Scoring Function
Every retrieval result in contextdb is ranked by a composite score combining four dimensions.
The formula
score(candidate) =
w_sim * cosine_similarity(candidate.vector, query.vector)
+ w_conf * candidate.confidence
+ w_rec * exp(-alpha * age_hours)
+ w_util * utility_feedback_scoreAll weights are normalised to sum to 1.0 at query time. You control alpha (decay rate) and the four weights.
Score dimensions
| Dimension | Range | What it measures |
|---|---|---|
| Similarity | [0, 1] | Vector cosine similarity to the query |
| Confidence | [0, 1] | How trustworthy the fact is (from source credibility) |
| Recency | [0, 1] | Exponential decay from valid_from to now |
| Utility | [0, 1] | Past usefulness feedback (agent memory mode) |
How the dimensions interact
Each dimension captures something the others miss. Here's how they play out in practice:
These trade-offs are why contextdb lets you tune per query. A chatbot answering "what language does the server use?" needs high similarity weight. A security audit checking "is this claim trustworthy?" needs high confidence weight. An agent deciding "what's still relevant?" needs recency and utility.
Recency decay
Recency uses exponential decay:
recency = exp(-alpha * age_in_hours)Recency Decay Visualizer
How exponential decay affects facts of different ages. Formula: exp(-alpha * age_hours)

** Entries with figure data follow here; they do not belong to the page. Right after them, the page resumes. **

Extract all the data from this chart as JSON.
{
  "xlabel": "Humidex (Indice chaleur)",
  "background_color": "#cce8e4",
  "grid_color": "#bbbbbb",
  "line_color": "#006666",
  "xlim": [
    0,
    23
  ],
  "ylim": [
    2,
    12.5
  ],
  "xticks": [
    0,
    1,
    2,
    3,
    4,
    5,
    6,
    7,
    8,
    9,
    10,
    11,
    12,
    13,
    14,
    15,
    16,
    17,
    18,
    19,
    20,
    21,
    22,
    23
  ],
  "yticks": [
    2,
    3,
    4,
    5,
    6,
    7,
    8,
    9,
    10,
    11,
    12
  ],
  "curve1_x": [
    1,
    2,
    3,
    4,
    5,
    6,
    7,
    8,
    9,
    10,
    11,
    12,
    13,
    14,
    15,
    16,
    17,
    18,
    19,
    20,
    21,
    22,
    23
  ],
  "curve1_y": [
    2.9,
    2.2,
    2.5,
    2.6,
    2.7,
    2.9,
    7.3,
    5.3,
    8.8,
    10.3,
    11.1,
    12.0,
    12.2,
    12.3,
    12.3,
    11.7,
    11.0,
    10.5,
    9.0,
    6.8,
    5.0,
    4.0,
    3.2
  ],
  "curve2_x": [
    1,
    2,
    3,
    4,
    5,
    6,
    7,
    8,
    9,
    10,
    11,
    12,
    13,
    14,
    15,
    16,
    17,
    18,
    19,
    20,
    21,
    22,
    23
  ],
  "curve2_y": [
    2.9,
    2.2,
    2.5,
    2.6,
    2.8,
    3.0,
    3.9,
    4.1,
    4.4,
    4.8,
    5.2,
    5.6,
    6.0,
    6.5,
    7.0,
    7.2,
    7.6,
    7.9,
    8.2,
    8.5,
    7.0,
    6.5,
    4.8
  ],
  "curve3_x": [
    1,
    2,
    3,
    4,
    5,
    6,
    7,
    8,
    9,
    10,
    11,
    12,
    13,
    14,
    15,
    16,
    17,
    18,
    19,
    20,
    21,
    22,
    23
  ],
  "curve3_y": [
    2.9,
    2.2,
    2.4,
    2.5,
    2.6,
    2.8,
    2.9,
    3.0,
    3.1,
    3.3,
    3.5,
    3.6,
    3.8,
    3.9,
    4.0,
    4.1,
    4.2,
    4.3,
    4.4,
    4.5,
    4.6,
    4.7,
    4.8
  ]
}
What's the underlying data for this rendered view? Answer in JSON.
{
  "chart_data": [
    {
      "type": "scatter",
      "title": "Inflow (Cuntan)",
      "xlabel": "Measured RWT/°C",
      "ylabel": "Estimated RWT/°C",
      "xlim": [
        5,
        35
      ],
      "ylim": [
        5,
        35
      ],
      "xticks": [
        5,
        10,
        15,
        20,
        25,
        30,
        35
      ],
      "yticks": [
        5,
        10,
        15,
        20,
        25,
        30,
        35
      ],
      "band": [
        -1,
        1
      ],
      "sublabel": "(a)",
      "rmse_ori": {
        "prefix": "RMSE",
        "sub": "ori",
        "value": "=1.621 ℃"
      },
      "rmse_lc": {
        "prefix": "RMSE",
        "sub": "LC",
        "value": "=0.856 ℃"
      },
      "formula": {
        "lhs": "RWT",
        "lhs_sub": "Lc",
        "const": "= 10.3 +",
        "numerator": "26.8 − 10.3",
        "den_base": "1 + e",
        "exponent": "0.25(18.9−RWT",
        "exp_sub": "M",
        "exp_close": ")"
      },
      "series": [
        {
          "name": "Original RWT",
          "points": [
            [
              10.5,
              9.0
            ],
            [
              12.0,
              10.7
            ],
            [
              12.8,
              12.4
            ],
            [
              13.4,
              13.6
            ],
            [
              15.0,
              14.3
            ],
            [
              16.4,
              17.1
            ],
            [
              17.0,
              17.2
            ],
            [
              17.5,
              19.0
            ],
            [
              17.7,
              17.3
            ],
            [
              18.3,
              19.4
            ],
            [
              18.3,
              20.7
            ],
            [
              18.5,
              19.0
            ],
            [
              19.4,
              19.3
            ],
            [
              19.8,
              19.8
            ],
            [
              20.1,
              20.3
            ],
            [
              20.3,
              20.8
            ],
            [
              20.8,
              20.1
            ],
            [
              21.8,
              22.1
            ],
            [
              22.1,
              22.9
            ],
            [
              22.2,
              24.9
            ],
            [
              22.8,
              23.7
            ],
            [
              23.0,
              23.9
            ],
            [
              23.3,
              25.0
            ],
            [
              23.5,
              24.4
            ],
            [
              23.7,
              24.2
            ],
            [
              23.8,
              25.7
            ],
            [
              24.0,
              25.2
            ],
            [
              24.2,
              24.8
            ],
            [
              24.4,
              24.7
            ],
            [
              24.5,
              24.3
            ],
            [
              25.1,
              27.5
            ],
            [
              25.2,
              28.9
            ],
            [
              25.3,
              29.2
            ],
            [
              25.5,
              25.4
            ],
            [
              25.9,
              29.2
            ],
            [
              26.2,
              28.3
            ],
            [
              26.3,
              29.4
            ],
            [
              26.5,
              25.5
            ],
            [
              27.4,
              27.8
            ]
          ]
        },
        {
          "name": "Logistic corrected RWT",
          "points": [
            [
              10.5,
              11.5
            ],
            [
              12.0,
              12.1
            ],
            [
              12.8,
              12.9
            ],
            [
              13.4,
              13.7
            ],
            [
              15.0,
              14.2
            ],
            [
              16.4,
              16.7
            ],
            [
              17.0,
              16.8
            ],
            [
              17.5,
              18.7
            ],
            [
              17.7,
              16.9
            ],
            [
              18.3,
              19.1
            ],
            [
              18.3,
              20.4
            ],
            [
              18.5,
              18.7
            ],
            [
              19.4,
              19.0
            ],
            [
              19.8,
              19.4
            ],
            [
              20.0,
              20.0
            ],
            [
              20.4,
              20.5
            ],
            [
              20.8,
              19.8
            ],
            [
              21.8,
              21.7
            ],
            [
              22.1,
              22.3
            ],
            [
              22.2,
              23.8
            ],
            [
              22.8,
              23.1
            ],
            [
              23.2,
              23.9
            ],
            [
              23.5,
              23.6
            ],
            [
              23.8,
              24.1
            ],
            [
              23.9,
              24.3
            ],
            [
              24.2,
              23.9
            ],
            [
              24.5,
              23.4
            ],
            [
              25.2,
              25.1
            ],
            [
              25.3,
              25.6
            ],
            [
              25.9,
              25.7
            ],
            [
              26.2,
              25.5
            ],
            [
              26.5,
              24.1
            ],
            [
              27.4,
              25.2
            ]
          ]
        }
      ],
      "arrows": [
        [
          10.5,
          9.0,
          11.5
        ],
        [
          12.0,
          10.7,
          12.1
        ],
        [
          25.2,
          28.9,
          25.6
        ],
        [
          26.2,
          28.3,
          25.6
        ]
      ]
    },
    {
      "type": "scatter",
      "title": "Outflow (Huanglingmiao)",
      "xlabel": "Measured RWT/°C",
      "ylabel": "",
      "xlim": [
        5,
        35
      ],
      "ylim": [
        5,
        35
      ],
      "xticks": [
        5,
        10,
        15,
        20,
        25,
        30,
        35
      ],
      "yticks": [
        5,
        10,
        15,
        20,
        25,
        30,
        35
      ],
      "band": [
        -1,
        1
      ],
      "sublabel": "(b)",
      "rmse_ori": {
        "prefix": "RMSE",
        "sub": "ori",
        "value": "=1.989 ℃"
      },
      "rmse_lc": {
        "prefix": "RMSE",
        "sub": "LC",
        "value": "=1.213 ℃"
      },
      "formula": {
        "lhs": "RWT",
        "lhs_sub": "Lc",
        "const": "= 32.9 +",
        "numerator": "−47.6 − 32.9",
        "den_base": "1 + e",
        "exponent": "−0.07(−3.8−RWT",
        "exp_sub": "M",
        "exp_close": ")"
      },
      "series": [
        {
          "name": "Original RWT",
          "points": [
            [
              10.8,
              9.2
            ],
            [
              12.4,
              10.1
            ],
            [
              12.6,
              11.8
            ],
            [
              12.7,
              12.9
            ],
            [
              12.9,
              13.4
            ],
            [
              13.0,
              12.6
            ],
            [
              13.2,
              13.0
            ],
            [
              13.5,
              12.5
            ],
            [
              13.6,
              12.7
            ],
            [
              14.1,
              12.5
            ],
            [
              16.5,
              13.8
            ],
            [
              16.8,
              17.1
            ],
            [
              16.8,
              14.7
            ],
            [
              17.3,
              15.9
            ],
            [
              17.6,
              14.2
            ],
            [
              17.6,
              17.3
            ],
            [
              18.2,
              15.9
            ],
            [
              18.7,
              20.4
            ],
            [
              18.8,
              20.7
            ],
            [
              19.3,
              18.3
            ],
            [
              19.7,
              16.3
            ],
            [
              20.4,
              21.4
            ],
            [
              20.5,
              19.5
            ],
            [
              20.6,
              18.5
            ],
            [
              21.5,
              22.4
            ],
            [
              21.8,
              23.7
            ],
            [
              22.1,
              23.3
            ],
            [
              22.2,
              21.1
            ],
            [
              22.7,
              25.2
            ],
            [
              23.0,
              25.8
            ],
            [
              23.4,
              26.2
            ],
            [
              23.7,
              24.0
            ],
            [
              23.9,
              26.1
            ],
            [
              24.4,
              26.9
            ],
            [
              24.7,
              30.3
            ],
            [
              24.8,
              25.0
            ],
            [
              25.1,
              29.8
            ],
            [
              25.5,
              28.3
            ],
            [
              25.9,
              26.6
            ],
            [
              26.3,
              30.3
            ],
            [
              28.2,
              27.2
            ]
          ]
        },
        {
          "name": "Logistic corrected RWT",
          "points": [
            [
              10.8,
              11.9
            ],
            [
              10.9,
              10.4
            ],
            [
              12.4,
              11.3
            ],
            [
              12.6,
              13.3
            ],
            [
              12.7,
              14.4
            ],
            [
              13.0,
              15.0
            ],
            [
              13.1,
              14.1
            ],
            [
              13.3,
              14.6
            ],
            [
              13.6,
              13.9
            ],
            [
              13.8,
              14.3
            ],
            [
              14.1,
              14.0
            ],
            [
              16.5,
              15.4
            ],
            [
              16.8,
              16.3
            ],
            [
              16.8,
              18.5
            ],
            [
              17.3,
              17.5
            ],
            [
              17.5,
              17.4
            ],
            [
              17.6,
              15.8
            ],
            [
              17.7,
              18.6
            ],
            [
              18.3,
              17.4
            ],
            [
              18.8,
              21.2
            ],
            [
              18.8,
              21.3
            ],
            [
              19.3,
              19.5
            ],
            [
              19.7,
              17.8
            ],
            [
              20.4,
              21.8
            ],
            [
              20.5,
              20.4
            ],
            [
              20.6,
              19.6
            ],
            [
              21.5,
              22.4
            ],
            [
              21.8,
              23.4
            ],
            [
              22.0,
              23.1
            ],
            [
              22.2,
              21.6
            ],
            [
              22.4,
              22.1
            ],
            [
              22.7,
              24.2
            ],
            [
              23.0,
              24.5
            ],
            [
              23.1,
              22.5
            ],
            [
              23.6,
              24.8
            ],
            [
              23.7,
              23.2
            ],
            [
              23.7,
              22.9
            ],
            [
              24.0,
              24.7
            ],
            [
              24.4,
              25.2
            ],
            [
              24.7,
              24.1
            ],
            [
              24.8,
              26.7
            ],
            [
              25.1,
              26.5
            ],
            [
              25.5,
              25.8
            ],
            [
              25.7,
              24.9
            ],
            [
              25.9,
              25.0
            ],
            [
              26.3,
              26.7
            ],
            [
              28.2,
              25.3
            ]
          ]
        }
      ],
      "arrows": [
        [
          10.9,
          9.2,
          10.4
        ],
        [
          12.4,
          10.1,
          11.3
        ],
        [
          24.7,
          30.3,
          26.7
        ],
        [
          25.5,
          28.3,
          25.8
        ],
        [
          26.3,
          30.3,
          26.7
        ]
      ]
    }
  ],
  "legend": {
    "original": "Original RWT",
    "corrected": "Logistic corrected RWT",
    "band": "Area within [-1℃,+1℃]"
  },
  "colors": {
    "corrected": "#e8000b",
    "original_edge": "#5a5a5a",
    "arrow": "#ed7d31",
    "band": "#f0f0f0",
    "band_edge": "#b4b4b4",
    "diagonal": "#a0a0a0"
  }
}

| Memory type | Alpha | Half-life |
|---|---|---|
| Working | 999.0 | ~seconds |
| Episodic | 0.08 | ~8.7 hours |
| Semantic | 0.02 | ~34.7 hours |
| Procedural | 0.001 | ~29 days |
| General (default) | 0.05 | ~13.9 hours |
Preset strategies
Each namespace mode ships with tuned defaults:
| Mode | Similarity | Confidence | Recency | Utility | Alpha |
|---|---|---|---|---|---|
| belief_system | 0.30 | 0.45 | 0.20 | 0.05 | 0.03 |
| agent_memory | 0.35 | 0.20 | 0.25 | 0.20 | 0.05 |
| general | 0.40 | 0.30 | 0.20 | 0.10 | 0.05 |
| procedural | 0.40 | 0.40 | 0.15 | 0.05 | 0.001 |
Overriding at query time
Pass ScoreParams to override any namespace defaults:
results, _ := ns.Retrieve(ctx, client.RetrieveRequest{
Vector: queryVec,
TopK: 10,
ScoreParams: core.ScoreParams{
SimilarityWeight: 0.60,
ConfidenceWeight: 0.20,
RecencyWeight: 0.15,
UtilityWeight: 0.05,
DecayAlpha: 0.01, // slower decay
},
})Score breakdown in results
Every Result exposes the individual component scores for debugging:
for _, r := range results {
fmt.Printf("composite=%.3f sim=%.3f conf=%.3f rec=%.3f util=%.3f source=%s\n",
r.Score,
r.SimilarityScore,
r.ConfidenceScore,
r.RecencyScore,
r.UtilityScore,
r.RetrievalSource,
)
}Provenance attenuation
Claims derived through a chain of sources lose confidence at each hop. If "Alice told Bob who told the system," each hop attenuates by a configurable factor (default 0.9):
confidence_effective = confidence * 0.9^provenance_depthA direct claim (depth 0) keeps full confidence. A claim derived through 3 hops retains ~73% of its original confidence.
Expiry-aware scoring
Nodes with a ValidUntil deadline get a confidence penalty as expiry approaches. This prevents soon-to-expire facts from ranking alongside evergreen knowledge:
penalty = 1 - exp(-0.02 * hours_until_expiry)48 hours before expiry, confidence is reduced by ~60%. This is applied automatically — no configuration needed.
How this compares
Most vector databases rank purely by embedding similarity. contextdb's four-dimensional scoring means a highly relevant but low-credibility result ranks below a moderately relevant but well-established one. This is the difference between "closest match" and "best answer."